I recently discovered the ‘Five Love Languages’, conceived by family counsellor and author Dr Gary Chapman. As I read more about the concept I realised how useful it is to understand your own and your partners love language. Particularly when relationships can be put to the test during infertility.
Although, we do generally cover most if not all these aspects of affection at some point, discovering what you most relate to and what your partner most relates to can have a wonderful impact on the ability to communicate more effectively with your partner.
As I discuss with couples therapist, sex therapist and sexologist Isiah McKimmie in our webinar, sex is an important expression of the love and connection you share with your partner. When sex becomes more about the baby making goal than about a true connection, other expressions or languages of love become more important.
The five love languages are as follows
Words of affirmation
Some people most strongly connect with affirming words from their partner. From a basic “I love you” to “You look amazing tonight”, “Thanks for the lovely dinner”, “You always make me feel good”. These are all positive expressions of affection and appreciation. Think about how positive words from your partner make you feel and how they respond to your expressions. Is this the language you most resonate with?
The gift of time. For some people no matter how many positive words are provided, they perceive love as your willingness to give them undivided attention above all else. This doesn’t just mean being in the same place at the same time but truly listening to and connecting with each other away from work commitments, iPads or other distractions. Dedicating time to doing something your partner enjoys to do and committing yourself to the process.
Although time can be a gift, for some, having something they can physically hold that reminds them of you, is most important. As is the time take to lovingly select the gift and the thought behind it.
These gifts don’t necessarily need to cost a lot of money or in fact cost anything. The gift is a symbol of that time and thought that they can carry with them.
Sometimes the thought that goes into making or selecting an appropriate gift that has no monetary value can be just if not more valuable to your partner.
Acts of service
Doing things for your partner are another way of expressing your love and appreciation. Whether it cooking a meal, washing up or simply picking up their dry cleaning. These acts all require thought, planning, time, effort and energy and show that you value your partner. Of course these tasks must be done in a positive spirit and not out of annoyance that you’ve been nagged one too many times. Think about how it feels when your partner does something for you, happily! For some people this is a the greatest expression of love. For others, their partner may be doing the washing the cleaning the laundry all in attempts to express love, when really all their partner wants is to drop the housework and take a walk with me.
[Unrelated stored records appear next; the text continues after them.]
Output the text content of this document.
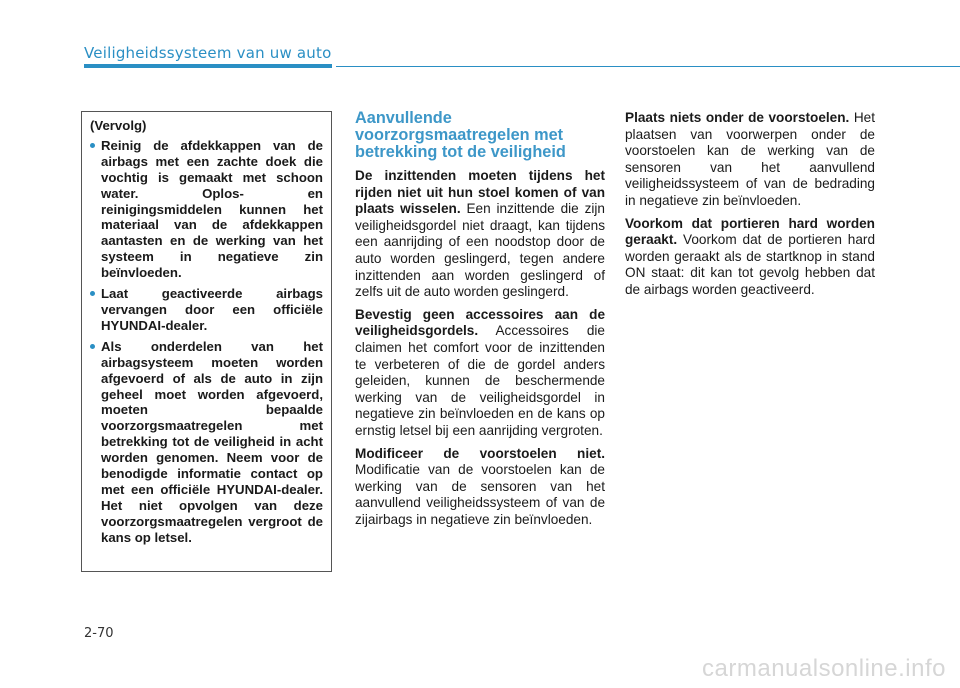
Veiligheidssysteem van uw auto
(Vervolg)
Reinig de afdekkappen van de airbags met een zachte doek die vochtig is gemaakt met schoon water. Oplos- en reinigingsmiddelen kunnen het materiaal van de afdekkappen aantasten en de werking van het systeem in negatieve zin beïnvloeden.
Laat geactiveerde airbags vervangen door een officiële HYUNDAI-dealer.
Als onderdelen van het airbagsysteem moeten worden afgevoerd of als de auto in zijn geheel moet worden afgevoerd, moeten bepaalde voorzorgsmaatregelen met betrekking tot de veiligheid in acht worden genomen. Neem voor de benodigde informatie contact op met een officiële HYUNDAI-dealer. Het niet opvolgen van deze voorzorgsmaatregelen vergroot de kans op letsel.
Aanvullende voorzorgsmaatregelen met betrekking tot de veiligheid

De inzittenden moeten tijdens het rijden niet uit hun stoel komen of van plaats wisselen. Een inzittende die zijn veiligheidsgordel niet draagt, kan tijdens een aanrijding of een noodstop door de auto worden geslingerd, tegen andere inzittenden aan worden geslingerd of zelfs uit de auto worden geslingerd.

Bevestig geen accessoires aan de veiligheidsgordels. Accessoires die claimen het comfort voor de inzittenden te verbeteren of die de gordel anders geleiden, kunnen de beschermende werking van de veiligheidsgordel in negatieve zin beïnvloeden en de kans op ernstig letsel bij een aanrijding vergroten.

Modificeer de voorstoelen niet. Modificatie van de voorstoelen kan de werking van de sensoren van het aanvullend veiligheidssysteem of van de zijairbags in negatieve zin beïnvloeden.

Plaats niets onder de voorstoelen. Het plaatsen van voorwerpen onder de voorstoelen kan de werking van de sensoren van het aanvullend veiligheidssysteem of van de bedrading in negatieve zin beïnvloeden.

Voorkom dat portieren hard worden geraakt. Voorkom dat de portieren hard worden geraakt als de startknop in stand ON staat: dit kan tot gevolg hebben dat de airbags worden geactiveerd.

2-70
carmanualsonline.info
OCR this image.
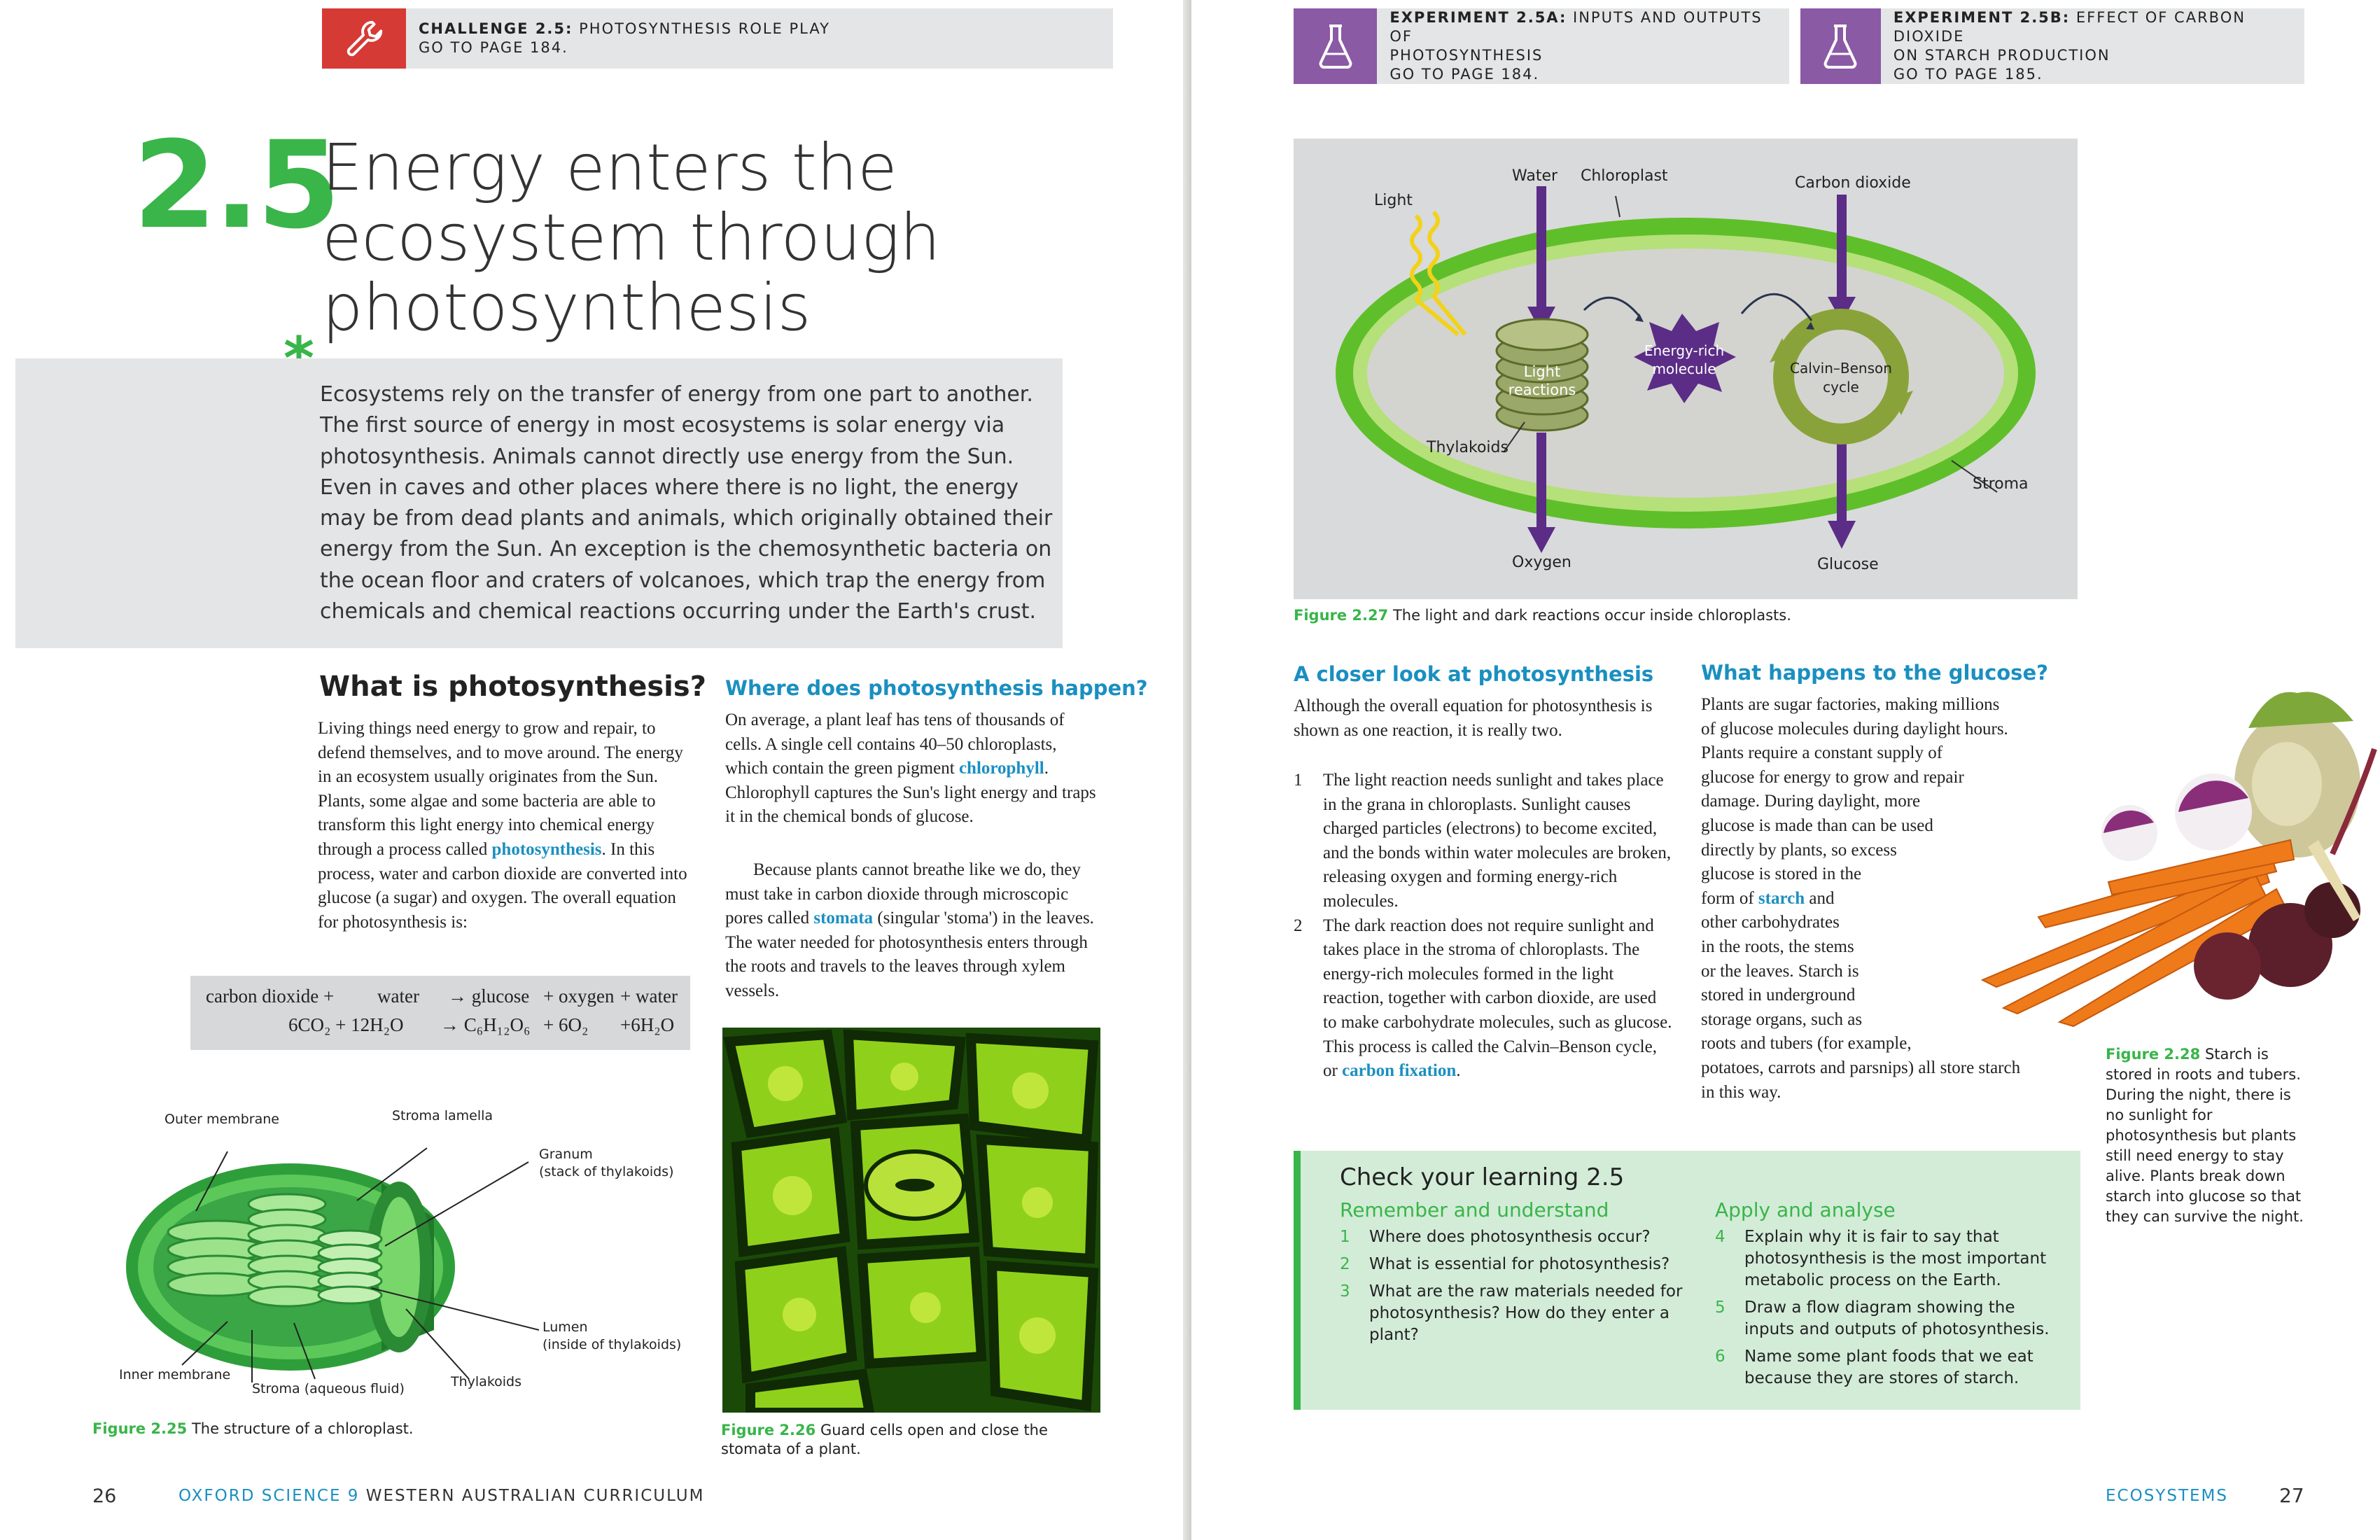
CHALLENGE 2.5: PHOTOSYNTHESIS ROLE PLAY
GO TO PAGE 184.
2.5
Energy enters the
ecosystem through
photosynthesis
Ecosystems rely on the transfer of energy from one part to another. The first source of energy in most ecosystems is solar energy via photosynthesis. Animals cannot directly use energy from the Sun. Even in caves and other places where there is no light, the energy may be from dead plants and animals, which originally obtained their energy from the Sun. An exception is the chemosynthetic bacteria on the ocean floor and craters of volcanoes, which trap the energy from chemicals and chemical reactions occurring under the Earth's crust.
What is photosynthesis?
Living things need energy to grow and repair, to defend themselves, and to move around. The energy in an ecosystem usually originates from the Sun. Plants, some algae and some bacteria are able to transform this light energy into chemical energy through a process called photosynthesis. In this process, water and carbon dioxide are converted into glucose (a sugar) and oxygen. The overall equation for photosynthesis is:
carbon dioxide + water → glucose + oxygen + water
6CO₂ + 12H₂O → C₆H₁₂O₆ + 6O₂ +6H₂O
Where does photosynthesis happen?
On average, a plant leaf has tens of thousands of cells. A single cell contains 40–50 chloroplasts, which contain the green pigment chlorophyll. Chlorophyll captures the Sun's light energy and traps it in the chemical bonds of glucose.
Because plants cannot breathe like we do, they must take in carbon dioxide through microscopic pores called stomata (singular 'stoma') in the leaves. The water needed for photosynthesis enters through the roots and travels to the leaves through xylem vessels.
Outer membrane	Stroma lamella
Granum
(stack of thylakoids)
Lumen
(inside of thylakoids)
Inner membrane
Stroma (aqueous fluid)	Thylakoids
Figure 2.25 The structure of a chloroplast.	Figure 2.26 Guard cells open and close the stomata of a plant.
26	OXFORD SCIENCE 9 WESTERN AUSTRALIAN CURRICULUM
EXPERIMENT 2.5A: INPUTS AND OUTPUTS OF
PHOTOSYNTHESIS
GO TO PAGE 184.
EXPERIMENT 2.5B: EFFECT OF CARBON DIOXIDE
ON STARCH PRODUCTION
GO TO PAGE 185.
Water Chloroplast	Carbon dioxide
Light
Light
reactions
Energy-rich
molecule	Calvin–Benson
cycle
Thylakoids
Stroma
Oxygen	Glucose
Figure 2.27 The light and dark reactions occur inside chloroplasts.
A closer look at photosynthesis
Although the overall equation for photosynthesis is shown as one reaction, it is really two.
1	The light reaction needs sunlight and takes place in the grana in chloroplasts. Sunlight causes charged particles (electrons) to become excited, and the bonds within water molecules are broken, releasing oxygen and forming energy-rich molecules.
2	The dark reaction does not require sunlight and takes place in the stroma of chloroplasts. The energy-rich molecules formed in the light reaction, together with carbon dioxide, are used to make carbohydrate molecules, such as glucose. This process is called the Calvin–Benson cycle, or carbon fixation.
What happens to the glucose?
Plants are sugar factories, making millions
of glucose molecules during daylight hours.
Plants require a constant supply of
glucose for energy to grow and repair
damage. During daylight, more
glucose is made than can be used
directly by plants, so excess
glucose is stored in the
form of starch and
other carbohydrates
in the roots, the stems
or the leaves. Starch is
stored in underground
storage organs, such as
roots and tubers (for example,
potatoes, carrots and parsnips) all store starch
in this way.
Figure 2.28 Starch is stored in roots and tubers. During the night, there is no sunlight for photosynthesis but plants still need energy to stay alive. Plants break down starch into glucose so that they can survive the night.
Check your learning 2.5
Remember and understand
1	Where does photosynthesis occur?
2	What is essential for photosynthesis?
3	What are the raw materials needed for photosynthesis? How do they enter a plant?
Apply and analyse
4	Explain why it is fair to say that photosynthesis is the most important metabolic process on the Earth.
5	Draw a flow diagram showing the inputs and outputs of photosynthesis.
6	Name some plant foods that we eat because they are stores of starch.
ECOSYSTEMS	27
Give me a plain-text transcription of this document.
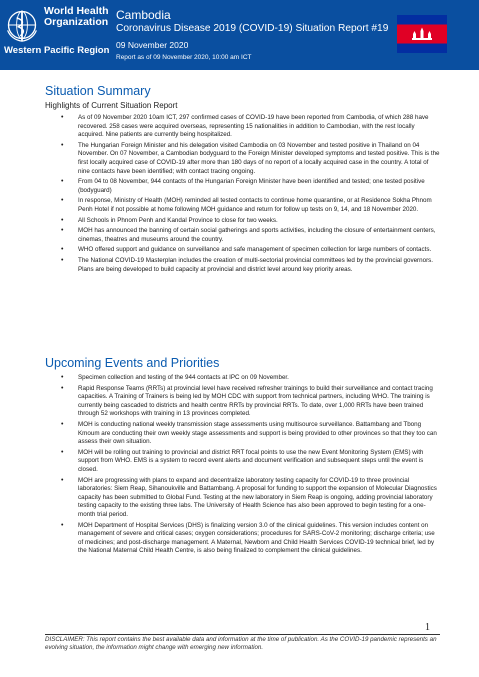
World Health
Organization
Western Pacific Region
Cambodia
Coronavirus Disease 2019 (COVID-19) Situation Report #19
09 November 2020
Report as of 09 November 2020, 10:00 am ICT
Situation Summary
Highlights of Current Situation Report
• As of 09 November 2020 10am ICT, 297 confirmed cases of COVID-19 have been reported from Cambodia, of which 288 have recovered. 258 cases were acquired overseas, representing 15 nationalities in addition to Cambodian, with the rest locally acquired. Nine patients are currently being hospitalized.
• The Hungarian Foreign Minister and his delegation visited Cambodia on 03 November and tested positive in Thailand on 04 November. On 07 November, a Cambodian bodyguard to the Foreign Minister developed symptoms and tested positive. This is the first locally acquired case of COVID-19 after more than 180 days of no report of a locally acquired case in the country. A total of nine contacts have been identified; with contact tracing ongoing.
• From 04 to 08 November, 944 contacts of the Hungarian Foreign Minister have been identified and tested; one tested positive (bodyguard)
• In response, Ministry of Health (MOH) reminded all tested contacts to continue home quarantine, or at Residence Sokha Phnom Penh Hotel if not possible at home following MOH guidance and return for follow up tests on 9, 14, and 18 November 2020.
• All Schools in Phnom Penh and Kandal Province to close for two weeks.
• MOH has announced the banning of certain social gatherings and sports activities, including the closure of entertainment centers, cinemas, theatres and museums around the country.
• WHO offered support and guidance on surveillance and safe management of specimen collection for large numbers of contacts.
• The National COVID-19 Masterplan includes the creation of multi-sectorial provincial committees led by the provincial governors. Plans are being developed to build capacity at provincial and district level around key priority areas.
Upcoming Events and Priorities
• Specimen collection and testing of the 944 contacts at IPC on 09 November.
• Rapid Response Teams (RRTs) at provincial level have received refresher trainings to build their surveillance and contact tracing capacities. A Training of Trainers is being led by MOH CDC with support from technical partners, including WHO. The training is currently being cascaded to districts and health centre RRTs by provincial RRTs. To date, over 1,000 RRTs have been trained through 52 workshops with training in 13 provinces completed.
• MOH is conducting national weekly transmission stage assessments using multisource surveillance. Battambang and Tbong Kmoum are conducting their own weekly stage assessments and support is being provided to other provinces so that they too can assess their own situation.
• MOH will be rolling out training to provincial and district RRT focal points to use the new Event Monitoring System (EMS) with support from WHO. EMS is a system to record event alerts and document verification and subsequent steps until the event is closed.
• MOH are progressing with plans to expand and decentralize laboratory testing capacity for COVID-19 to three provincial laboratories: Siem Reap, Sihanoukville and Battambang. A proposal for funding to support the expansion of Molecular Diagnostics capacity has been submitted to Global Fund. Testing at the new laboratory in Siem Reap is ongoing, adding provincial laboratory testing capacity to the existing three labs. The University of Health Science has also been approved to begin testing for a one-month trial period.
• MOH Department of Hospital Services (DHS) is finalizing version 3.0 of the clinical guidelines. This version includes content on management of severe and critical cases; oxygen considerations; procedures for SARS-CoV-2 monitoring; discharge criteria; use of medicines; and post-discharge management. A Maternal, Newborn and Child Health Services COVID-19 technical brief, led by the National Maternal Child Health Centre, is also being finalized to complement the clinical guidelines.
1
DISCLAIMER: This report contains the best available data and information at the time of publication. As the COVID-19 pandemic represents an evolving situation, the information might change with emerging new information.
I have to admit, I’m a hugger. I love touch and affection. It wasn’t until I stumbled across these languages that I realised how important this aspect is to me. If you’re like me, having your partner give you an unsolicited kiss, hold your hand, put their arm around you or simply touch you as they pass by is the most powerful expression of love.
Take the time to really think about which love language most resonates with you. How can you express that need better? And how can you better express love to your partner in a language they most understand. Knowing the answers to these questions can help you maintain that love and connection with your partner during the difficult times infertility throws our way.